晴れて許可取得となるためには、先述した必要書類を万全に準備することはもちろん、以下でご紹介する「4つの許可要件」を備えていること、そして「欠格用件」に該当していないことがポイントです。
■【許可要件その1】経営経験のある管理責任者がいるか
建設業許可を得るためには、主として構える営業所に「経営業務管理責任者」を設ける必要があります。建設業は1件あたりの金額が高額になりやすく、工事が終わったあとも建設事業者の責任が大きく問われます。そのため、ある程度経営経験のある人間がいることが要件の1つとなっています。
「経営業務管理責任者」は、次のいずれかに当てはまることが必要です。
- 許可を受けようとする建設業で、経営業務管理責任者としての経験が5年以上あること
- 許可を受けようとする建設業で、経営業務管理責任者に準ずる地位で5年以上総合的に経営に関わった経験がある、もしくは6年以上その補佐をした経験がある
- 許可を受けようとする業種以外の建設業において、経営業務の管理責任者としての経験が6年以上あること
- 許可を受けようとする業種以外の建設業において、経営業務管理責任者に準ずる地位にあり、6年以上総合的に経営に携わった経験がある
法人の場合は常勤の役員1人以上、個人の場合は本人または支配人のいずれかがこの要件をクリアしている必要があります。また、他の事業主体の経営業務管理責任者と兼ねることはできないため、注意しましょう。

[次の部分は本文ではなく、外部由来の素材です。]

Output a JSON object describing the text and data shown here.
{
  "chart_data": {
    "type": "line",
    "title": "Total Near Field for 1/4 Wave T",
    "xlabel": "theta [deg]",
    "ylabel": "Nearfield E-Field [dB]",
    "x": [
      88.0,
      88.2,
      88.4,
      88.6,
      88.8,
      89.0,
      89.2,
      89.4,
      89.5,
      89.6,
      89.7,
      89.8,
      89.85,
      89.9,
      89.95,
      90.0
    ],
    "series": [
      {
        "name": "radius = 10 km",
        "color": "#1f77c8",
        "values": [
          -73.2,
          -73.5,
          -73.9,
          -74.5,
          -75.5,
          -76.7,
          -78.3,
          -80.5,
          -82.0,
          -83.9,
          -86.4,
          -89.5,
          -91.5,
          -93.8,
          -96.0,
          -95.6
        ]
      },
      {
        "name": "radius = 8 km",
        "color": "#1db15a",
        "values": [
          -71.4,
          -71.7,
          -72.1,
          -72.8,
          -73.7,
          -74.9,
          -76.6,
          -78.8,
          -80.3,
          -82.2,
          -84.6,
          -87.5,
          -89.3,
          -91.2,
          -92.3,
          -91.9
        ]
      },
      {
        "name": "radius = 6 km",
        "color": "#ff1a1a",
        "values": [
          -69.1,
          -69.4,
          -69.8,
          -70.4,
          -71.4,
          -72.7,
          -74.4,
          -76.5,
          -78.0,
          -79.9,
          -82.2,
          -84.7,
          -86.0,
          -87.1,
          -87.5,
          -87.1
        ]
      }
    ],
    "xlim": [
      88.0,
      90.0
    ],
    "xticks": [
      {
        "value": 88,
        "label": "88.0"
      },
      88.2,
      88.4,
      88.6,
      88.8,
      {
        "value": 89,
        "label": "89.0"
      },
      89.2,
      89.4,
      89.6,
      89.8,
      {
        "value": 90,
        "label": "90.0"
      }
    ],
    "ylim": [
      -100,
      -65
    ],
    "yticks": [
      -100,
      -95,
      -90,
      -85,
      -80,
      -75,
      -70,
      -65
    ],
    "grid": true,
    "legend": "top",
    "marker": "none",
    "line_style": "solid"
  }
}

「経営業務管理責任者」に該当するかどうかは、要件クリアを証明する資料を提示することで判断されます。建設業を行っていたこととその期間、経営者になっていたこととその期間、申請する企業の役員となっていること、申請する企業に常勤で勤務していることなどの事項が記載されている書類を準備しましょう。
■【許可要件その2】専任技術者がいるか
建設業許可を申請する場合には、主となる営業所はもちろん、複数営業所がある場合はそれぞれの営業所に「専任技術者」が必要です。専任技術者とは、建設業の種類(29業種)に応じた資格や、一定の経験を持っている人のことをいいます。具体的な要件は以下の通りです。
一般建設業許可の場合
以下のうち、いずれか1つの条件に該当していることが必要です。
- 許可を受けようとする業種の工事に関連して、高校の所定学科を卒業後5年以上、大学・高等専門学校の所定学科を卒業後3年以上の実務経験がある
- 学歴の有無を問わず、許可を受けようとする業種の工事に関連して、10年以上の実務経験がある
- 許可を受けようとする業種に関して、法で定められた資格を有し、①または②と同等以上の知識、技術、技能があると認められる
特定建設業許可の場合
以下のうちいずれか1つの条件に該当していることが必要です。
- 一般建設業許可における専任技術者要件のどれかに当てはまり、さらに許可を受けようとする業種における建設工事で、4,500万円以上の請負金額のものを2年以上指導監督した実務経験がある
- 許可を受けようとする業種の工事について、国土交通大臣が定める試験に合格した、あるいは免許を受けている
- 国土交通大臣が②と同等以上の能力を持っていると認めた
専任技術者の有無を証明するにあたり、申請者の下に常勤でいることの確認資料、さらには専任技術者の資格をクリアしていることの確認資料を合わせて提示します。
常勤でいることを証明するためには、
- 事業所の名称が記載されている健康保険被保険者証または国民健康保険被保険者証
- 標準報酬決定通知書
- 住民税特別徴収税額通知書
- 確定申告書
上記のいずれかが必要です。また、専任技術者の資格を満たしているかどうかは、
- 国家資格の合格証や免許証
- 大臣特認の場合は認定証
- 実務経験の内容を確認できる建設業許可申請書や工事請負契約書
などで証明します。ただし、提出書類はあくまでも一例です。役所によって認められるものとそうでないものがあるため、あらかじめ提出先に確認しておくことをおすすめします。
■【許可要件その3】ある程度の資金があるか
建設業許可を取得するためには、一定の資金を有するかどうかも基準となります。これを「財産的基礎」と呼び、金銭的信用があるかどうかが問われます。具体的な要件は以下の通りです。
一般建設業許可の場合
次の1~3のどれか1つに該当しなければなりません。
- 500万円以上の自己資本があること
- 資金調達において500万円以上を調達する能力があること
- 許可申請を行う直前5年間、建設業許可を受けて継続して営業した実績があること
このうち、2にあたる場合は預金残高証明書および融資証明書を提示することが求められます。1については、申請時に提出する貸借対照表の純資産合計で判断できます。3については証明書類の提出は不要です。
特定建設業許可の場合
次の1~3のすべてに該当する必要があります。
- 資本金に対して欠損の額が20%を超えないこと
- 75%以上の流動比率であること
- 資本金の額が2,000万円以上あり、自己資本の額が4,000万円以上あること
なお、特定建設業許可の場合は財産的基礎に関する証明書類を提出する必要はありません。
■【許可要件その4】誠実性があり、欠格要件に該当しないか
建設業では企業に誠実性があるか、欠格要件に該当していないかも重要視されます。誠実性は主に資産状況で判断されるため、前述したある程度の資金があれば問題ありません。
欠格要件は、建設業法第8条と第17条に定められており、申請者や申請者の役員、法定代理人がこれに1つでも該当する場合、許可は行われません。
欠格要件はいくつかありますが、主なものを挙げると
- 建設業許可を取り消されて5年が経過していない
- 営業禁止を命じられて、禁止期間が終了していない
- 建設業や暴力団関連の法律で罰せられ、その刑が終了してから5年が経過していない
- 暴力団が事業を支配している
などがあります。
具体的な欠陥要件については以下をご参照ください。
■まとめ
ここでご紹介した4つの要件をしっかりクリアしていれば、建設業許可の取得は難しくありません。あとは必要書類さえ事前にきちんと準備しておけば完璧です。